Amp enables team collaboration by allowing users to create shared threads that can be reviewed and accessed by multiple team members. This feature facilitates knowledge sharing and ensures that all team members can contribute to and track the progress of coding tasks in real-time.

Unique: The ability to create reviewable and shareable threads directly in the CLI is a unique feature that enhances team productivity.

vs alternatives: More integrated team collaboration features compared to traditional coding tools.

Amp's Git-aware capabilities allow it to perform operations like `git blame` directly within the CLI, providing context about code changes and facilitating better code management. This integration helps users understand the history of their code while making edits, enhancing the development workflow.

Unique: Combines Git command execution with coding tasks in a single interface, streamlining the development process.

vs alternatives: More integrated Git support compared to standard code editors.

Amp allows users to execute shell commands directly from the CLI, enabling a seamless integration of coding and system-level operations. This capability enhances the flexibility of the tool, allowing users to run scripts or commands without leaving the coding environment.

Unique: The ability to run shell commands directly within the coding interface enhances workflow efficiency, unlike traditional editors that separate these tasks.

vs alternatives: More seamless integration of command execution than typical coding environments.

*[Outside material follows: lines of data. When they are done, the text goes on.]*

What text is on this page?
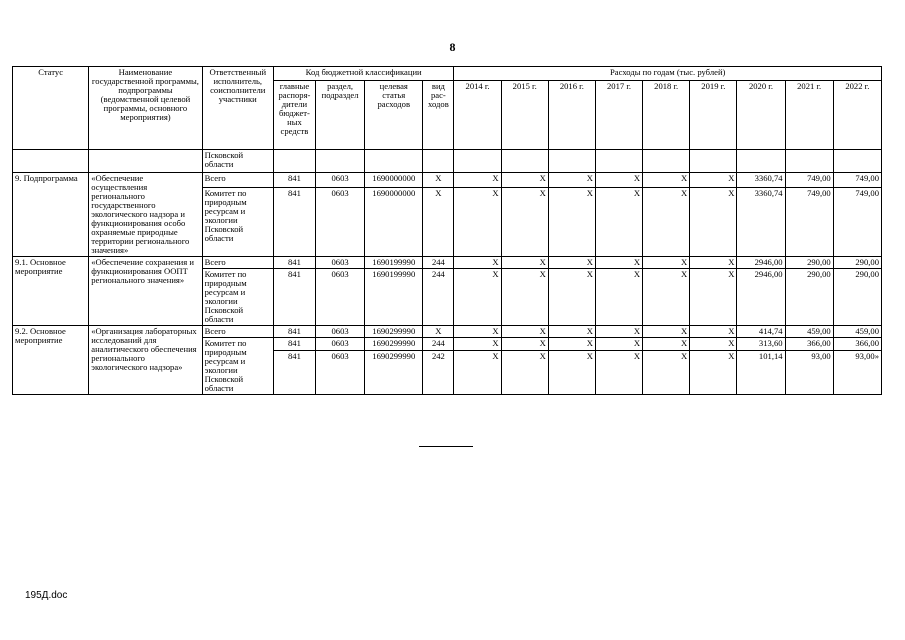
8
Статус	Наименование государственной программы, подпрограммы (ведомственной целевой программы, основного мероприятия)	Ответственный исполнитель, соисполнители участники	Код бюджетной классификации				Расходы по годам (тыс. рублей)								
			главные распоря-дители бюджет-ных средств	раздел, подраздел	целевая статья расходов	вид рас-ходов	2014 г.	2015 г.	2016 г.	2017 г.	2018 г.	2019 г.	2020 г.	2021 г.	2022 г.
		Псковской области													
9. Подпрограмма	«Обеспечение осуществления регионального государственного экологического надзора и функционирования особо охраняемые природные территории регионального значения»	Всего	841	0603	1690000000	X	X	X	X	X	X	X	3360,74	749,00	749,00
		Комитет по природным ресурсам и экологии Псковской области	841	0603	1690000000	X	X	X	X	X	X	X	3360,74	749,00	749,00
9.1. Основное мероприятие	«Обеспечение сохранения и функционирования ООПТ регионального значения»	Всего	841	0603	1690199990	244	X	X	X	X	X	X	2946,00	290,00	290,00
		Комитет по природным ресурсам и экологии Псковской области	841	0603	1690199990	244	X	X	X	X	X	X	2946,00	290,00	290,00
9.2. Основное мероприятие	«Организация лабораторных исследований для аналитического обеспечения регионального экологического надзора»	Всего	841	0603	1690299990	X	X	X	X	X	X	X	414,74	459,00	459,00
		Комитет по природным ресурсам и экологии Псковской области	841	0603	1690299990	244	X	X	X	X	X	X	313,60	366,00	366,00
			841	0603	1690299990	242	X	X	X	X	X	X	101,14	93,00	93,00»
195Д.doc
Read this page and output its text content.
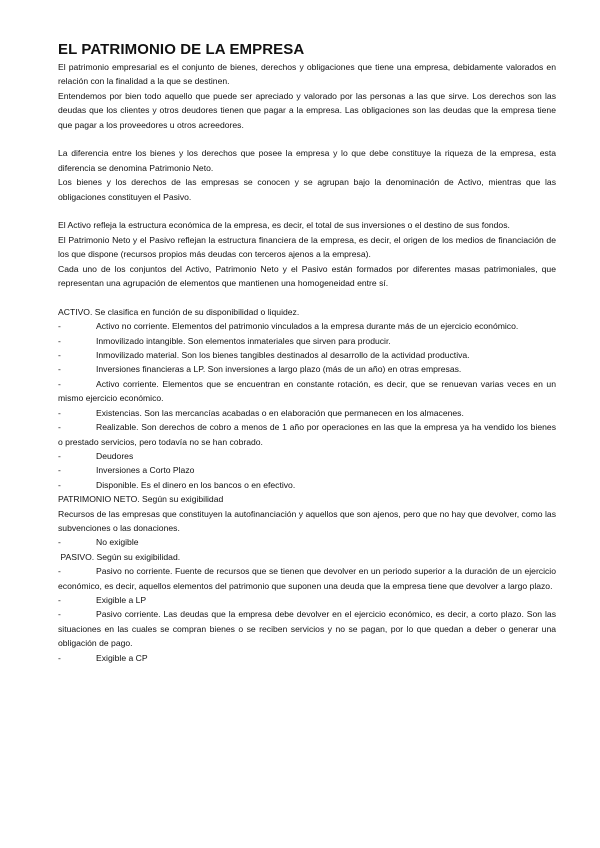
EL PATRIMONIO DE LA EMPRESA

El patrimonio empresarial es el conjunto de bienes, derechos y obligaciones que tiene una empresa, debidamente valorados en relación con la finalidad a la que se destinen.

Entendemos por bien todo aquello que puede ser apreciado y valorado por las personas a las que sirve. Los derechos son las deudas que los clientes y otros deudores tienen que pagar a la empresa. Las obligaciones son las deudas que la empresa tiene que pagar a los proveedores u otros acreedores.

La diferencia entre los bienes y los derechos que posee la empresa y lo que debe constituye la riqueza de la empresa, esta diferencia se denomina Patrimonio Neto.

Los bienes y los derechos de las empresas se conocen y se agrupan bajo la denominación de Activo, mientras que las obligaciones constituyen el Pasivo.

El Activo refleja la estructura económica de la empresa, es decir, el total de sus inversiones o el destino de sus fondos.

El Patrimonio Neto y el Pasivo reflejan la estructura financiera de la empresa, es decir, el origen de los medios de financiación de los que dispone (recursos propios más deudas con terceros ajenos a la empresa).

Cada uno de los conjuntos del Activo, Patrimonio Neto y el Pasivo están formados por diferentes masas patrimoniales, que representan una agrupación de elementos que mantienen una homogeneidad entre sí.

ACTIVO. Se clasifica en función de su disponibilidad o liquidez.

-	Activo no corriente. Elementos del patrimonio vinculados a la empresa durante más de un ejercicio económico.
-	Inmovilizado intangible. Son elementos inmateriales que sirven para producir.
-	Inmovilizado material. Son los bienes tangibles destinados al desarrollo de la actividad productiva.
-	Inversiones financieras a LP. Son inversiones a largo plazo (más de un año) en otras empresas.
-	Activo corriente. Elementos que se encuentran en constante rotación, es decir, que se renuevan varias veces en un mismo ejercicio económico.
-	Existencias. Son las mercancías acabadas o en elaboración que permanecen en los almacenes.
-	Realizable. Son derechos de cobro a menos de 1 año por operaciones en las que la empresa ya ha vendido los bienes o prestado servicios, pero todavía no se han cobrado.
-	Deudores
-	Inversiones a Corto Plazo
-	Disponible. Es el dinero en los bancos o en efectivo.

PATRIMONIO NETO. Según su exigibilidad

Recursos de las empresas que constituyen la autofinanciación y aquellos que son ajenos, pero que no hay que devolver, como las subvenciones o las donaciones.

-	No exigible

PASIVO. Según su exigibilidad.

-	Pasivo no corriente. Fuente de recursos que se tienen que devolver en un periodo superior a la duración de un ejercicio económico, es decir, aquellos elementos del patrimonio que suponen una deuda que la empresa tiene que devolver a largo plazo.
-	Exigible a LP
-	Pasivo corriente. Las deudas que la empresa debe devolver en el ejercicio económico, es decir, a corto plazo. Son las situaciones en las cuales se compran bienes o se reciben servicios y no se pagan, por lo que quedan a deber o generar una obligación de pago.
-	Exigible a CP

Amp is a powerful CLI tool designed for agentic coding, enabling teams to leverage advanced AI models for multi-file editing, autonomous coding tasks, and collaborative code management. It integrates seamlessly into terminal workflows, making it ideal for engineering teams looking to enhance productivity through AI-driven coding assistance.

Unique: Amp's integration of autonomous multi-file editing and shared threads for team collaboration sets it apart from traditional coding tools.

vs alternatives: Offers more advanced collaborative features than typical coding CLI tools, making it ideal for team environments.